The two frustrated men have the kind of opposites-attract adventure at a Mexican bullfight reminiscent of Jonathan Demme's Something Wild. But what happens in Mexico doesn't stay in Mexico. Julian turns up six months later on Danny's door in Denver looking for help out of a sticky situation. Danny now sports a Julian-style mustache as a souvenir of his Mexico City run-in with macho cool, but worries that his fragile peace with Bean will be wrecked by the killer. Danny advises Julian to turn to his bosses for help, but Julian references Danny's own miserable corporate history, reminding him that things like human resources are a farce: Once you've been targeted for termination, no one is going to bail you out.

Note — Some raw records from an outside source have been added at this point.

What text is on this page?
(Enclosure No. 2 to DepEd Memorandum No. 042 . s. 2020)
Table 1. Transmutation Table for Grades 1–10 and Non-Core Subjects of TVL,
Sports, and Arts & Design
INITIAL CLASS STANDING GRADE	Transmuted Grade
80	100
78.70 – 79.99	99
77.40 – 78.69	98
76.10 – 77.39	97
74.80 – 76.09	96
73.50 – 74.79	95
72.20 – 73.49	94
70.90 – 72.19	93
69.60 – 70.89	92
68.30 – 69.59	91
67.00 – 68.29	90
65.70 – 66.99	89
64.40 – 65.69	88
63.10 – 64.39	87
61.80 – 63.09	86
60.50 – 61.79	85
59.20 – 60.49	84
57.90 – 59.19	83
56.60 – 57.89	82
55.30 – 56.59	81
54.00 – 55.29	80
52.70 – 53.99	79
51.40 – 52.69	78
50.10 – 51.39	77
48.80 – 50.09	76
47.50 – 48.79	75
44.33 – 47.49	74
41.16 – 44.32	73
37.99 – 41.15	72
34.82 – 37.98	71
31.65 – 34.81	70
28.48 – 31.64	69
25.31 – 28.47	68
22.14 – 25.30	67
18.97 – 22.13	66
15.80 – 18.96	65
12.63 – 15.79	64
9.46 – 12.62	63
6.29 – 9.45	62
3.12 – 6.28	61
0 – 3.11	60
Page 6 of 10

The Matador has the kind of watertight, twisting and turning plot that suggests the chiseled and honed, polished gems of Sundance workshops and a whole generation of post-Tarantino stylized-hep. But beneath the snarky chops and ironically curated pop soundtrack, screenwriter/director Richard Shepard gives the film some substance that raises the stakes. The Matador is about both the glory and pathos in the whole living racket, especially as experienced by the male of the species in the age of downsizing and outmoded notions of macho toughness.
There is some real gut-churning at the center of The Matador generally left out of the punchy, surface-is-everything pop crime pic. The giddy mayhem that propels so many Tarantino thrillers and James Bond adventures is balanced by a conscience and a streak of woe and heartbreak.
Despite their divergent realities, both Danny and Julian are middle-aged guys trapped in the working man's grind. They are dispensable employees of invisible corporate and crime empires. Julian has begun to develop a conscience or just an old guy's degenerating skills: Every time he raises his rifle to his eye, his vision clouds and his assassination is bungled. And Danny is also having a hard time getting it "up" as he grapples with the white-collar worker's lament of an ego and masculinity cut to ribbons in a downsized marketplace. The Matador is filled with acidic resignation at the power structure that keeps two very different guys like Julian and Danny in check.
The Matador plays with a dark, bloodthirsty American fantasy lurking beneath its mask of civility, of living off the grid and putting a bullet in the head of corporate America. But ultimately, the film reminds us that, assassin or business man, we are all just working for the man.